- Name: HMS Standard
- Acquired: 1941
- Commissioned: 15 January 1942
- Decommissioned: 13 July 1945
- Type: Shore establishment

= HMS Standard (shore establishment) =

HMS Standard was a British Royal Navy shore establishment between 1942 and 1945. Situated well away from the sea near Kielder in Northumberland, the base was an assessment and rehabilitation centre for naval personnel diagnosed with personality disorders.

==Origins==
Prior to the Second World War the Ministry of Labour had established a number of training centres for unemployed men, one of these was Kielder Camp. In 1941 the Navy was growing increasingly concerned about the number of men suffering from behavioural problems, which prevented them from carrying out full duties. A variety of locations were considered before it was decided to take over the by now deserted labour camp near Kielder. Although the camp was taken over in 1941 it was not until early 1942 that it was commissioned as HMS Standard and the first men posted there.

==Personnel==
Men posted to the base fell into three categories; those with low morale, men of temperamental instability, and malingerers. The aim was to return these men not necessarily to active service but to some form of effective service.

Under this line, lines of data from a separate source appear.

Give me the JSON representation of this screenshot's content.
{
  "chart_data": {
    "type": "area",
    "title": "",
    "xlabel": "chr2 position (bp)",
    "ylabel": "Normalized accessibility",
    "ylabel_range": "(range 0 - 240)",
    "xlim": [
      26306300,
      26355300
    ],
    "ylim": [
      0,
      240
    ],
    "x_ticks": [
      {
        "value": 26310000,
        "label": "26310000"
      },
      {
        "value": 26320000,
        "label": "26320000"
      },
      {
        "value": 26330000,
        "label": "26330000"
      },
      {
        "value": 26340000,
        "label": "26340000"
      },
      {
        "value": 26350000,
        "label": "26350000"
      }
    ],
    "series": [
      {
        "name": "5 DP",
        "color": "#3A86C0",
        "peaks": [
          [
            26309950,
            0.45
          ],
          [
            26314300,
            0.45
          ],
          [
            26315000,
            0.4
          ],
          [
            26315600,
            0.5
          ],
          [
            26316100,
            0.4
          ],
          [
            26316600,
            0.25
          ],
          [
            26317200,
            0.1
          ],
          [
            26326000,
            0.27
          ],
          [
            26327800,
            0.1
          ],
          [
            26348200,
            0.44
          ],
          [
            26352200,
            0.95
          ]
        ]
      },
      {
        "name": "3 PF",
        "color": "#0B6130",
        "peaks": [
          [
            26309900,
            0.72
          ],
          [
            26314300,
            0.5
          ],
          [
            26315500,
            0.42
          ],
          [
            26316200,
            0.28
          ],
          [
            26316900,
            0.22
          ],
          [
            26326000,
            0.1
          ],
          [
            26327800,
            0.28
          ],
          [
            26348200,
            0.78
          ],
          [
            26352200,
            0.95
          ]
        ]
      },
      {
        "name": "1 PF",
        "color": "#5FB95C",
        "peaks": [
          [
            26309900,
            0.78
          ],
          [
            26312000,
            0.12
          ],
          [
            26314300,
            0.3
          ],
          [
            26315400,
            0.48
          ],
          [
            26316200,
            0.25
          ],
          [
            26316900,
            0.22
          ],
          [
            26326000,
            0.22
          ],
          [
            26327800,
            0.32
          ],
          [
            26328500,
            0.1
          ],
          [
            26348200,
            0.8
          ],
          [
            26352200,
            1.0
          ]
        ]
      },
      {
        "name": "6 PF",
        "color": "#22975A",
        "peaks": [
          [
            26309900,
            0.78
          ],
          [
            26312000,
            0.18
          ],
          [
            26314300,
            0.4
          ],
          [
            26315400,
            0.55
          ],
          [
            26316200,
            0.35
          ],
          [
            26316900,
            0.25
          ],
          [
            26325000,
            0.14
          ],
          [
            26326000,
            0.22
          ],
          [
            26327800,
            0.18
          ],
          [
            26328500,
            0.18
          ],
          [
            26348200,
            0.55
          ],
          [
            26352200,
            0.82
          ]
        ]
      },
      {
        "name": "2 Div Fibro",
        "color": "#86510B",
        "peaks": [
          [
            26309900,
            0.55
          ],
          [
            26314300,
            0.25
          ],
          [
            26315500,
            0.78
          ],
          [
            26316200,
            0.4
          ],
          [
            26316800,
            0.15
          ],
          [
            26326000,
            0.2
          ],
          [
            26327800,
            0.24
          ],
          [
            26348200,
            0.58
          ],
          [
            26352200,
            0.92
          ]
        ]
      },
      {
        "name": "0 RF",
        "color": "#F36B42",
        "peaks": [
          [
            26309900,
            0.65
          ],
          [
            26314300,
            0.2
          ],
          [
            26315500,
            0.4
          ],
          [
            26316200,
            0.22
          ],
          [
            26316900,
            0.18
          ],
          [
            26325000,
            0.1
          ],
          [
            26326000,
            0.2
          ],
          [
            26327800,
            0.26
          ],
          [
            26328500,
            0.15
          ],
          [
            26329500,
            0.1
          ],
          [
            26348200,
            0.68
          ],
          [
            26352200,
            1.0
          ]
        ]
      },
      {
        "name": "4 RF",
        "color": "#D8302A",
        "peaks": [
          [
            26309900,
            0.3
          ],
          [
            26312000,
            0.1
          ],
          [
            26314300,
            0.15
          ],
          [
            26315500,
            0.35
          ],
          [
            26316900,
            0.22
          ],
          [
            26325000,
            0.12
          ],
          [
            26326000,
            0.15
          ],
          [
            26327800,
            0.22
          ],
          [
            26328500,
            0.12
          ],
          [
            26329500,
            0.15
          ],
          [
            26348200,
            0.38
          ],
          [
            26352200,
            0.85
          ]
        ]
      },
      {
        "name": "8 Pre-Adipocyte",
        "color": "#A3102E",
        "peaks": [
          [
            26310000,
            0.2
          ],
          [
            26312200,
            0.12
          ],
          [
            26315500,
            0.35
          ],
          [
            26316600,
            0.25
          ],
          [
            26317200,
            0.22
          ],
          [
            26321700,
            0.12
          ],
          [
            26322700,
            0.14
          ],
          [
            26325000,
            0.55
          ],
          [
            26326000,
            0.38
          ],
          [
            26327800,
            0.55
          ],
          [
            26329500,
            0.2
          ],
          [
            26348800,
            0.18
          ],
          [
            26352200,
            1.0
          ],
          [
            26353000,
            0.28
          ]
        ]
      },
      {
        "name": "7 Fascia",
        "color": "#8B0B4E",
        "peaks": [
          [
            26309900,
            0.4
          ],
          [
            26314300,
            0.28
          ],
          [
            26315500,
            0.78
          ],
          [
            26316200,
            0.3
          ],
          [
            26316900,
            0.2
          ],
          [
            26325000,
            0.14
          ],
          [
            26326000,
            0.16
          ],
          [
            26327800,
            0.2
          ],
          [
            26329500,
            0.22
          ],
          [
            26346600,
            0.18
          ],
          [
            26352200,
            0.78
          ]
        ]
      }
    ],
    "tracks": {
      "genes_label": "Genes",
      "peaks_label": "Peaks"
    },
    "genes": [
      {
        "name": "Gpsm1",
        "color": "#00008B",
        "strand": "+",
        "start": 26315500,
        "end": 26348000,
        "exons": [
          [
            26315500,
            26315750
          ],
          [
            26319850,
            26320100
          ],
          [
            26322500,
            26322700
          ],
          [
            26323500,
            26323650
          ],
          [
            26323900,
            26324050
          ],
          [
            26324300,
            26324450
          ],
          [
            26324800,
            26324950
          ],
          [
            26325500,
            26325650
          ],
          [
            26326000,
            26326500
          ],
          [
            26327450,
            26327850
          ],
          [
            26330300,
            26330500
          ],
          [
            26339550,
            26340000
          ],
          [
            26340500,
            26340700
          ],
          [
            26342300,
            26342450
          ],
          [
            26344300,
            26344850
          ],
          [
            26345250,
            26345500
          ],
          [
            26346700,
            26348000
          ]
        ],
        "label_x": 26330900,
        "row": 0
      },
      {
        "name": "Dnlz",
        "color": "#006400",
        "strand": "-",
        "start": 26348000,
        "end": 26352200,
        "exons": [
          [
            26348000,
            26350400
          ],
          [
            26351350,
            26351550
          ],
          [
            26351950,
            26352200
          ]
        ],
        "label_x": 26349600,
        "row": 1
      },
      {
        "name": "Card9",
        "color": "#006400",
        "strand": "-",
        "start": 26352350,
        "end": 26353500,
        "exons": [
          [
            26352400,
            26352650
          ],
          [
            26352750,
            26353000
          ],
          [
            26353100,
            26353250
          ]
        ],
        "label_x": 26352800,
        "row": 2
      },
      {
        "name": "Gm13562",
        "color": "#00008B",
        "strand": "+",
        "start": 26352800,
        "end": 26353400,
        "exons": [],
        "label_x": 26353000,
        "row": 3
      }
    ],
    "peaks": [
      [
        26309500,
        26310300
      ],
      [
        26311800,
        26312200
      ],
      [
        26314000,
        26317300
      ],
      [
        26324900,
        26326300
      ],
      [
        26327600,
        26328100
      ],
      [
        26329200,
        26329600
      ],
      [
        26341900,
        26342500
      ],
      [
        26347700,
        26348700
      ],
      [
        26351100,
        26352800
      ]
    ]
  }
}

The base was not a hospital, it was under the command of officers of the Royal Navy executive branch rather than Royal Naval Medical Service, although two Royal Navy psychiatrists were assigned to the base staff.

==Regime==
The regime of the base had an emphasis on physical labour and education to support the overall aim of returning the men to effective service. Rather than a general regime, each man was assessed and a personalised regime of work, recreation and education established.

==Statistics==
During the three years HMS Standard was operational, 842 men were assessed of whom 680 were classed as 'successes' because they were drafted to other duties within the Navy with the average period at Standard being four months. Of those redrafted the records are incomplete but some performed well enough to be decorated, while over 100 were the subject later in their service careers of bad reports. The remaining 162 men were all discharged from the Navy.

==Closure==
HMS Standard was decommissioned in July 1945 after the end of the war in Europe, subsequently the camp became a labour camp for Polish refugees before becoming a Forestry Commission depot. The site of the camp was flooded with the creation of Kielder Water in 1980.